Inspiration
An Air cargo warehouse is one of the busiest places you can imagine. In an environment like this, chaos takes over at some point. This is why it is important to have an overview of where your pieces are at any time. However in reality locations of pieces are often unknown. This leads to high personal resources being blocked for searching pieces, a huge potential for process improvement is given away, and it can lead to high penalties if pieces can't be provided to authorities upon request. Indoor tracking of pieces in the warehouses with tracking technologies like GPS is usually very inaccurate and existing specialized tracking solutions are expensive and/or have to be permanently installed. Even if location data is available there is no standardized way to share this data at piece level. With our FindMyPiece App we want to address the Warehouse challenge and the open challenge.
What it does
With "FindMyPiece" we have created a simple solution that uses Apple Air Tags as fixed locations (anchors) at relevant locations, e.g. build up or general acceptance ramps.

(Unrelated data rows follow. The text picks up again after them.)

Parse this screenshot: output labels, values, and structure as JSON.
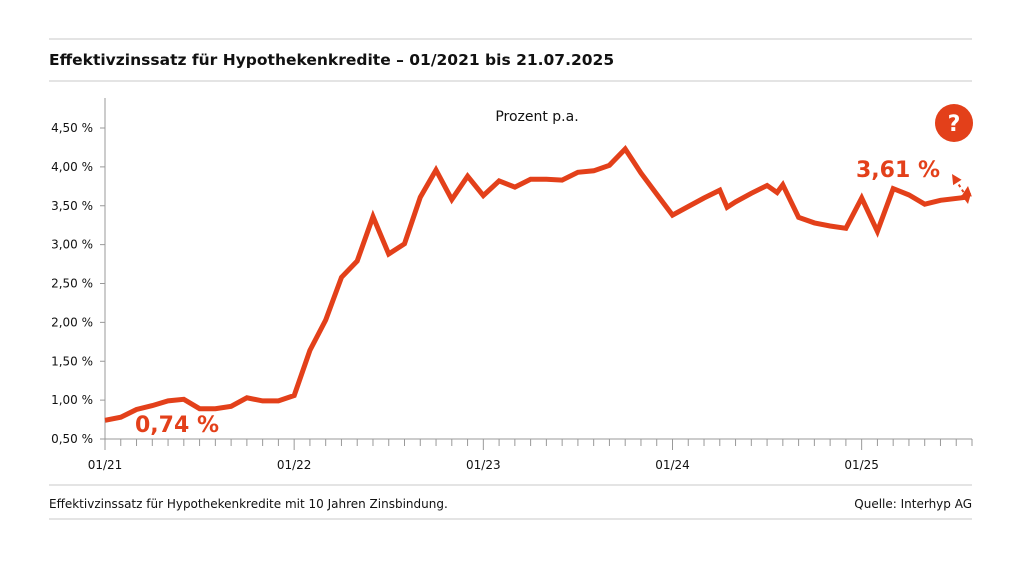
{
  "title": "Effektivzinssatz für Hypothekenkredite – 01/2021 bis 21.07.2025",
  "footnote": "Effektivzinssatz für Hypothekenkredite mit 10 Jahren Zinsbindung.",
  "source": "Quelle: Interhyp AG",
  "help_icon": "question-mark-icon",
  "colors": {
    "line": "#e3401a",
    "axis": "#999999",
    "text": "#111111"
  },
  "chart_data": {
    "type": "line",
    "title": "Effektivzinssatz für Hypothekenkredite – 01/2021 bis 21.07.2025",
    "unit_label": "Prozent p.a.",
    "xlabel": "",
    "ylabel": "",
    "ylim": [
      0.5,
      4.5
    ],
    "yticks": [
      0.5,
      1.0,
      1.5,
      2.0,
      2.5,
      3.0,
      3.5,
      4.0,
      4.5
    ],
    "ytick_labels": [
      "0,50 %",
      "1,00 %",
      "1,50 %",
      "2,00 %",
      "2,50 %",
      "3,00 %",
      "3,50 %",
      "4,00 %",
      "4,50 %"
    ],
    "xlim": [
      "2021-01",
      "2025-08"
    ],
    "xticks": [
      "2021-01",
      "2022-01",
      "2023-01",
      "2024-01",
      "2025-01"
    ],
    "xtick_labels": [
      "01/21",
      "01/22",
      "01/23",
      "01/24",
      "01/25"
    ],
    "grid": false,
    "series": [
      {
        "color": "#e3401a",
        "points": [
          [
            "2021-01",
            0.74
          ],
          [
            "2021-02",
            0.78
          ],
          [
            "2021-03",
            0.88
          ],
          [
            "2021-04",
            0.93
          ],
          [
            "2021-05",
            0.99
          ],
          [
            "2021-06",
            1.01
          ],
          [
            "2021-07",
            0.89
          ],
          [
            "2021-08",
            0.89
          ],
          [
            "2021-09",
            0.92
          ],
          [
            "2021-10",
            1.03
          ],
          [
            "2021-11",
            0.99
          ],
          [
            "2021-12",
            0.99
          ],
          [
            "2022-01",
            1.06
          ],
          [
            "2022-02",
            1.64
          ],
          [
            "2022-03",
            2.03
          ],
          [
            "2022-04",
            2.58
          ],
          [
            "2022-05",
            2.79
          ],
          [
            "2022-06",
            3.36
          ],
          [
            "2022-07",
            2.88
          ],
          [
            "2022-08",
            3.01
          ],
          [
            "2022-09",
            3.61
          ],
          [
            "2022-10",
            3.96
          ],
          [
            "2022-11",
            3.58
          ],
          [
            "2022-12",
            3.88
          ],
          [
            "2023-01",
            3.63
          ],
          [
            "2023-02",
            3.82
          ],
          [
            "2023-03",
            3.74
          ],
          [
            "2023-04",
            3.84
          ],
          [
            "2023-05",
            3.84
          ],
          [
            "2023-06",
            3.83
          ],
          [
            "2023-07",
            3.93
          ],
          [
            "2023-08",
            3.95
          ],
          [
            "2023-09",
            4.02
          ],
          [
            "2023-10",
            4.23
          ],
          [
            "2023-11",
            3.92
          ],
          [
            "2023-12",
            3.65
          ],
          [
            "2024-01",
            3.38
          ],
          [
            "2024-02",
            3.49
          ],
          [
            "2024-03",
            3.6
          ],
          [
            "2024-04",
            3.7
          ],
          [
            "2024-04-15",
            3.48
          ],
          [
            "2024-05",
            3.55
          ],
          [
            "2024-06",
            3.66
          ],
          [
            "2024-07",
            3.76
          ],
          [
            "2024-07-20",
            3.67
          ],
          [
            "2024-08",
            3.77
          ],
          [
            "2024-09",
            3.35
          ],
          [
            "2024-10",
            3.28
          ],
          [
            "2024-11",
            3.24
          ],
          [
            "2024-12",
            3.21
          ],
          [
            "2025-01",
            3.6
          ],
          [
            "2025-02",
            3.17
          ],
          [
            "2025-03",
            3.72
          ],
          [
            "2025-04",
            3.64
          ],
          [
            "2025-05",
            3.52
          ],
          [
            "2025-06",
            3.57
          ],
          [
            "2025-07-21",
            3.61
          ]
        ]
      }
    ],
    "annotations": [
      {
        "text": "0,74 %",
        "x": "2021-01",
        "y": 0.74
      },
      {
        "text": "3,61 %",
        "x": "2025-07-21",
        "y": 3.61
      }
    ]
  }
}
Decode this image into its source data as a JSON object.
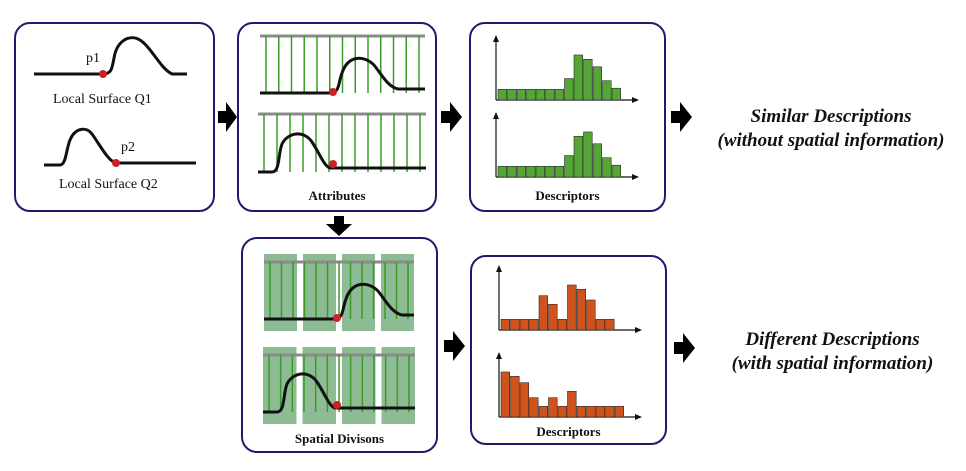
{
  "panel_local": {
    "point1": "p1",
    "surface1": "Local Surface Q1",
    "point2": "p2",
    "surface2": "Local Surface Q2"
  },
  "panel_attributes": {
    "caption": "Attributes"
  },
  "panel_descriptors_top": {
    "caption": "Descriptors"
  },
  "panel_spatial": {
    "caption": "Spatial Divisons"
  },
  "panel_descriptors_bottom": {
    "caption": "Descriptors"
  },
  "outcome_similar": {
    "line1": "Similar Descriptions",
    "line2": "(without spatial information)"
  },
  "outcome_different": {
    "line1": "Different Descriptions",
    "line2": "(with spatial information)"
  },
  "colors": {
    "panel_border": "#1f1a6e",
    "attribute_lines": "#3a9a2a",
    "green_bars": "#55a637",
    "orange_bars": "#d0531c",
    "point": "#cc2222",
    "division_fill": "#8dbb93"
  },
  "histograms": {
    "similar": [
      [
        1,
        1,
        1,
        1,
        1,
        1,
        1,
        2,
        4.2,
        3.8,
        3.1,
        1.8,
        1.1
      ],
      [
        1,
        1,
        1,
        1,
        1,
        1,
        1,
        2,
        3.8,
        4.2,
        3.1,
        1.8,
        1.1
      ]
    ],
    "different": [
      [
        1,
        1,
        1,
        1,
        3.2,
        2.4,
        1,
        4.2,
        3.8,
        2.8,
        1,
        1
      ],
      [
        4.2,
        3.8,
        3.2,
        1.8,
        1,
        1.8,
        1,
        2.4,
        1,
        1,
        1,
        1,
        1
      ]
    ]
  }
}
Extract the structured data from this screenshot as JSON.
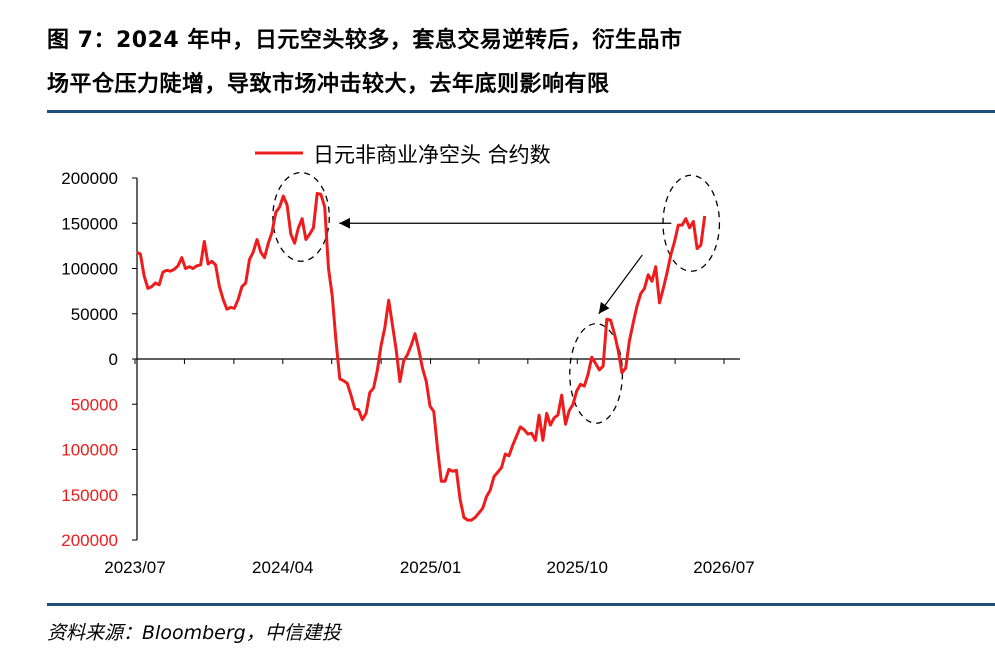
{
  "figure": {
    "title_line1": "图 7：2024 年中，日元空头较多，套息交易逆转后，衍生品市",
    "title_line2": "场平仓压力陡增，导致市场冲击较大，去年底则影响有限",
    "source": "资料来源：Bloomberg，中信建投"
  },
  "colors": {
    "line": "#ee1c1c",
    "axis": "#000000",
    "negative_labels": "#ee1c1c",
    "rule": "#1f4e79"
  },
  "chart_data": {
    "type": "line",
    "title": "",
    "xlabel": "",
    "ylabel": "",
    "ylim": [
      -200000,
      200000
    ],
    "yticks": [
      200000,
      150000,
      100000,
      50000,
      0,
      -50000,
      -100000,
      -150000,
      -200000
    ],
    "ytick_labels": [
      "200000",
      "150000",
      "100000",
      "50000",
      "0",
      "50000",
      "100000",
      "150000",
      "200000"
    ],
    "xlim": [
      "2023-07",
      "2026-09"
    ],
    "xtick_labels": [
      "2023/07",
      "2024/04",
      "2025/01",
      "2025/10",
      "2026/07"
    ],
    "grid": false,
    "legend_position": "top",
    "series": [
      {
        "name": "日元非商业净空头 合约数",
        "points": [
          [
            "2023-07-04",
            118000
          ],
          [
            "2023-07-11",
            116000
          ],
          [
            "2023-07-18",
            92000
          ],
          [
            "2023-07-25",
            78000
          ],
          [
            "2023-08-01",
            80000
          ],
          [
            "2023-08-08",
            84000
          ],
          [
            "2023-08-15",
            82000
          ],
          [
            "2023-08-22",
            96000
          ],
          [
            "2023-08-29",
            98000
          ],
          [
            "2023-09-05",
            97000
          ],
          [
            "2023-09-12",
            99000
          ],
          [
            "2023-09-19",
            103000
          ],
          [
            "2023-09-26",
            112000
          ],
          [
            "2023-10-03",
            100000
          ],
          [
            "2023-10-10",
            102000
          ],
          [
            "2023-10-17",
            100000
          ],
          [
            "2023-10-24",
            103000
          ],
          [
            "2023-10-31",
            104000
          ],
          [
            "2023-11-07",
            130000
          ],
          [
            "2023-11-14",
            105000
          ],
          [
            "2023-11-21",
            108000
          ],
          [
            "2023-11-28",
            104000
          ],
          [
            "2023-12-05",
            80000
          ],
          [
            "2023-12-12",
            66000
          ],
          [
            "2023-12-19",
            55000
          ],
          [
            "2023-12-26",
            57000
          ],
          [
            "2024-01-02",
            56000
          ],
          [
            "2024-01-09",
            66000
          ],
          [
            "2024-01-16",
            80000
          ],
          [
            "2024-01-23",
            84000
          ],
          [
            "2024-01-30",
            110000
          ],
          [
            "2024-02-06",
            118000
          ],
          [
            "2024-02-13",
            132000
          ],
          [
            "2024-02-20",
            118000
          ],
          [
            "2024-02-27",
            112000
          ],
          [
            "2024-03-05",
            128000
          ],
          [
            "2024-03-12",
            140000
          ],
          [
            "2024-03-19",
            162000
          ],
          [
            "2024-03-26",
            168000
          ],
          [
            "2024-04-02",
            180000
          ],
          [
            "2024-04-09",
            170000
          ],
          [
            "2024-04-16",
            138000
          ],
          [
            "2024-04-23",
            128000
          ],
          [
            "2024-04-30",
            145000
          ],
          [
            "2024-05-07",
            155000
          ],
          [
            "2024-05-14",
            132000
          ],
          [
            "2024-05-21",
            138000
          ],
          [
            "2024-05-28",
            145000
          ],
          [
            "2024-06-04",
            183000
          ],
          [
            "2024-06-11",
            182000
          ],
          [
            "2024-06-18",
            168000
          ],
          [
            "2024-06-25",
            100000
          ],
          [
            "2024-07-02",
            70000
          ],
          [
            "2024-07-09",
            20000
          ],
          [
            "2024-07-16",
            -22000
          ],
          [
            "2024-07-23",
            -24000
          ],
          [
            "2024-07-30",
            -27000
          ],
          [
            "2024-08-06",
            -40000
          ],
          [
            "2024-08-13",
            -55000
          ],
          [
            "2024-08-20",
            -56000
          ],
          [
            "2024-08-27",
            -67000
          ],
          [
            "2024-09-03",
            -60000
          ],
          [
            "2024-09-10",
            -37000
          ],
          [
            "2024-09-17",
            -32000
          ],
          [
            "2024-09-24",
            -12000
          ],
          [
            "2024-10-01",
            15000
          ],
          [
            "2024-10-08",
            35000
          ],
          [
            "2024-10-15",
            65000
          ],
          [
            "2024-10-22",
            38000
          ],
          [
            "2024-10-29",
            10000
          ],
          [
            "2024-11-05",
            -25000
          ],
          [
            "2024-11-12",
            -2000
          ],
          [
            "2024-11-19",
            5000
          ],
          [
            "2024-11-26",
            15000
          ],
          [
            "2024-12-03",
            28000
          ],
          [
            "2024-12-10",
            10000
          ],
          [
            "2024-12-17",
            -10000
          ],
          [
            "2024-12-24",
            -25000
          ],
          [
            "2024-12-31",
            -52000
          ],
          [
            "2025-01-07",
            -58000
          ],
          [
            "2025-01-14",
            -100000
          ],
          [
            "2025-01-21",
            -135000
          ],
          [
            "2025-01-28",
            -135000
          ],
          [
            "2025-02-04",
            -122000
          ],
          [
            "2025-02-11",
            -124000
          ],
          [
            "2025-02-18",
            -123000
          ],
          [
            "2025-02-25",
            -155000
          ],
          [
            "2025-03-04",
            -175000
          ],
          [
            "2025-03-11",
            -178000
          ],
          [
            "2025-03-18",
            -178000
          ],
          [
            "2025-03-25",
            -175000
          ],
          [
            "2025-04-01",
            -170000
          ],
          [
            "2025-04-08",
            -165000
          ],
          [
            "2025-04-15",
            -152000
          ],
          [
            "2025-04-22",
            -145000
          ],
          [
            "2025-04-29",
            -130000
          ],
          [
            "2025-05-06",
            -125000
          ],
          [
            "2025-05-13",
            -120000
          ],
          [
            "2025-05-20",
            -105000
          ],
          [
            "2025-05-27",
            -107000
          ],
          [
            "2025-06-03",
            -95000
          ],
          [
            "2025-06-10",
            -85000
          ],
          [
            "2025-06-17",
            -75000
          ],
          [
            "2025-06-24",
            -78000
          ],
          [
            "2025-07-01",
            -83000
          ],
          [
            "2025-07-08",
            -82000
          ],
          [
            "2025-07-15",
            -90000
          ],
          [
            "2025-07-22",
            -62000
          ],
          [
            "2025-07-29",
            -90000
          ],
          [
            "2025-08-05",
            -60000
          ],
          [
            "2025-08-12",
            -73000
          ],
          [
            "2025-08-19",
            -65000
          ],
          [
            "2025-08-26",
            -62000
          ],
          [
            "2025-09-02",
            -40000
          ],
          [
            "2025-09-09",
            -72000
          ],
          [
            "2025-09-16",
            -57000
          ],
          [
            "2025-09-23",
            -50000
          ],
          [
            "2025-09-30",
            -35000
          ],
          [
            "2025-10-07",
            -28000
          ],
          [
            "2025-10-14",
            -30000
          ],
          [
            "2025-10-21",
            -17000
          ],
          [
            "2025-10-28",
            2000
          ],
          [
            "2025-11-04",
            -5000
          ],
          [
            "2025-11-11",
            -12000
          ],
          [
            "2025-11-18",
            -8000
          ],
          [
            "2025-11-25",
            44000
          ],
          [
            "2025-12-02",
            43000
          ],
          [
            "2025-12-09",
            28000
          ],
          [
            "2025-12-16",
            10000
          ],
          [
            "2025-12-23",
            -15000
          ],
          [
            "2025-12-30",
            -10000
          ],
          [
            "2026-01-06",
            20000
          ],
          [
            "2026-01-13",
            40000
          ],
          [
            "2026-01-20",
            58000
          ],
          [
            "2026-01-27",
            72000
          ],
          [
            "2026-02-03",
            78000
          ],
          [
            "2026-02-10",
            93000
          ],
          [
            "2026-02-17",
            86000
          ],
          [
            "2026-02-24",
            102000
          ],
          [
            "2026-03-03",
            62000
          ],
          [
            "2026-03-10",
            78000
          ],
          [
            "2026-03-17",
            95000
          ],
          [
            "2026-03-24",
            115000
          ],
          [
            "2026-03-31",
            130000
          ],
          [
            "2026-04-07",
            148000
          ],
          [
            "2026-04-14",
            148000
          ],
          [
            "2026-04-21",
            155000
          ],
          [
            "2026-04-28",
            145000
          ],
          [
            "2026-05-05",
            152000
          ],
          [
            "2026-05-12",
            122000
          ],
          [
            "2026-05-19",
            126000
          ],
          [
            "2026-05-26",
            158000
          ]
        ]
      }
    ],
    "annotations": [
      {
        "type": "ellipse",
        "center": [
          "2024-05-05",
          157000
        ],
        "radii_weeks": 7.5,
        "radii_value": 49000
      },
      {
        "type": "ellipse",
        "center": [
          "2025-11-05",
          -16000
        ],
        "radii_weeks": 7.0,
        "radii_value": 55000
      },
      {
        "type": "ellipse",
        "center": [
          "2026-05-01",
          150000
        ],
        "radii_weeks": 7.5,
        "radii_value": 53000
      },
      {
        "type": "arrow",
        "from": [
          "2026-03-25",
          150000
        ],
        "to": [
          "2024-07-15",
          150000
        ]
      },
      {
        "type": "arrow",
        "from": [
          "2026-01-30",
          115000
        ],
        "to": [
          "2025-11-10",
          50000
        ]
      }
    ]
  }
}
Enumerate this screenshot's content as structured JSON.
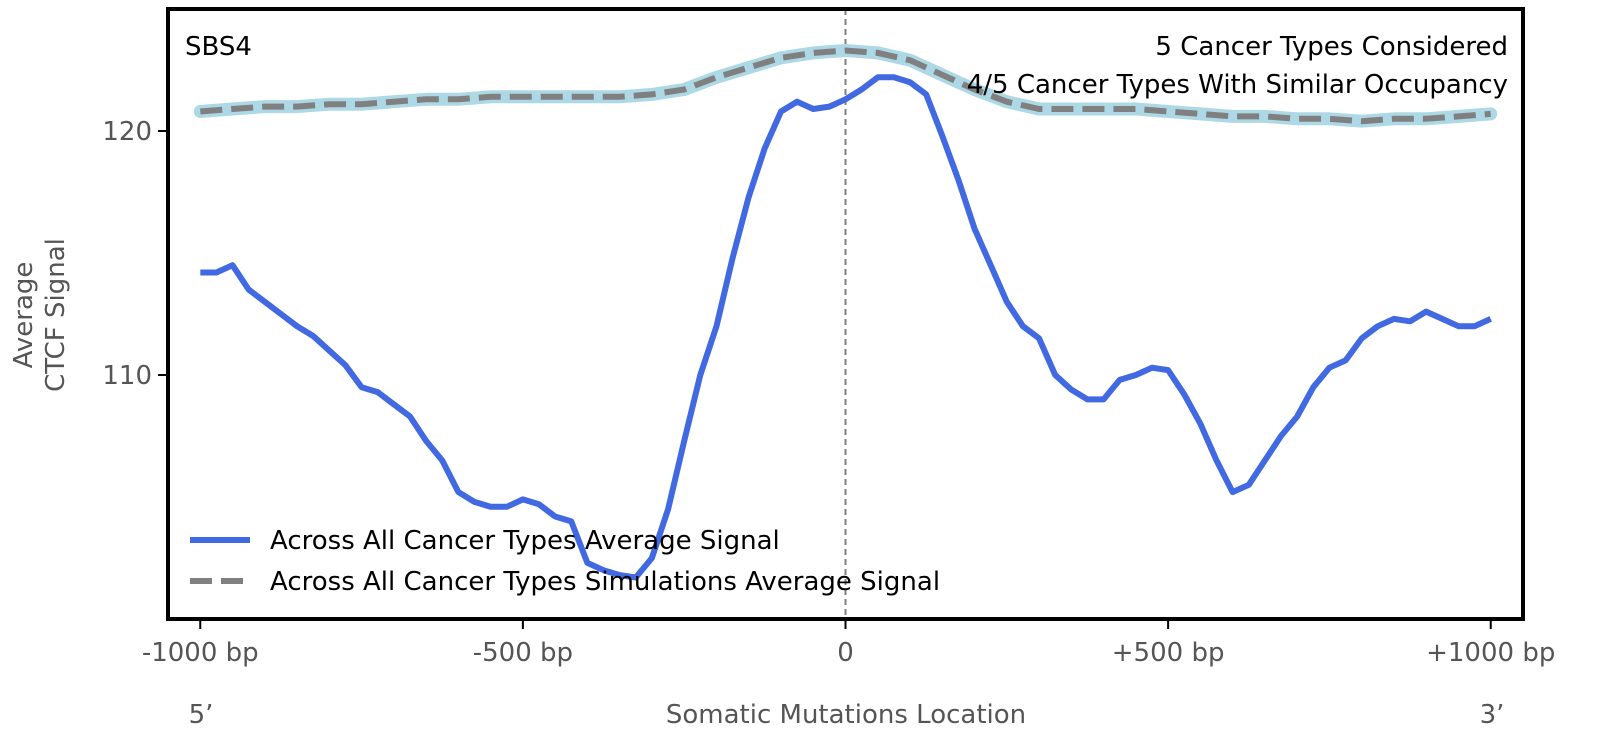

When a user captures a piece in FindMyPiece, the mobile app automatically detects the nearest Apple AirTag (IoTDevice in ONE Record), asks for the Location, and links the Piece to the Location via an ONE Record Event. This data is directly shared via ONE Record. To display the Location within the warehouse we display the journey of the piece in a web frontend. By selecting a piece, you can see all information like the weight of the piece or the shipper. Additionally you get a list with the locations and timestamps of the capture events. Next to it you see a map of the warehouse with the current piece location* highlighted in green and **previous locations connected by arrows that demonstrate the physical flow.
How we built it
- Ideas and the general concept were drafted using a miro board before the hackathon began.
- Tasks were distributed according to the individual expertise
- ONE Record Data Model was applied to our idea
Backend
To realize our solution FindMyPiece we used a variety of technologies: At the core we use the ONE Record Open Source Java Server in combination with a MongoDB database. Containerized with Dockers and deployed to the Microsoft Azure Cloud. This gave us the chance to use some of the benefits of ONE Record out of the box:
- Multi-tenant functionality We modeled three companies in ONE Record: (1) the shipper with its Pieces, (2) the warehouse owner with its location, and (3) The Piecel Collection as the service provider of FindMyPiece with its Apple AirTags as IoTDevices.
- JSON-LD as the data standard is in our locating algorithms written in Python as well as in our mobile app for Apple iOS and in our web frontend. Despite the wide range of technologies, using ONE Record was more or less plug and play.
- ONE Record events and Linked Data to realize real-time visibility by storing a capture events in one record and share them with the other stakeholders
WebFrontend
With FindMyPiece web frontend you have an eye on all the pieces in the warehouse on one single dashboard. Our web frontend (built with ReactJS) consists of four components.
- The individual pieces are fetched from the ONE Record Server and are then displayed in a list view.
- Visualisation of corresponding detailed information about this piece in a bootstrap table.
- Overview of events of the piece are listed with the timestamp and the location.
- Map that visualized the current position and the movements of the pieces.
iOS Frontend
To support the colleagues in the warehouse, we built FindMyPiece as an iOS mobile app. Our mobile app collects Bluetooth signals from Apple AirTags. It also sends the captured Bluetooth signals to the smart locating backend in order to get the nearest location stored in ONE Record.When a piece identifier (e.g. ONE Record URI) is captured with the FindMyPiece App, you automatically assign the nearest location to the piece and submit the data to the ONE Record Server
Challenges we ran into
- Identification of individual Apple Air Tags by Wireless Signal, i.e. BLE. Apple IOS uses a specific function to calculate UUID of Bluetooth devices which are not easy to find and/or re-identify
- The Wifi Log-In
Accomplishments that we're proud of
- 100% ONE Record native backend
- 100% ONE Record native frontend
- Running end to end integration from a mobile app to the backend via a ONE Record Server to the Web Frontend (Dashboard)
What we learned
- Never underestimate Apples efforts to protect the user from getting relevant data (Bluetooth privacy protection)
- Working in an interdisciplinary team and with a broad tech stack is challenging but fun!
What's next for FindMyPiece by The Piece Collective
For the future of FindMyPiece we plan to conduct real testing of our solution in the field. To get more accurate locations we plan to introduce triangulation as well as adding new signals such as UWB, WIFI.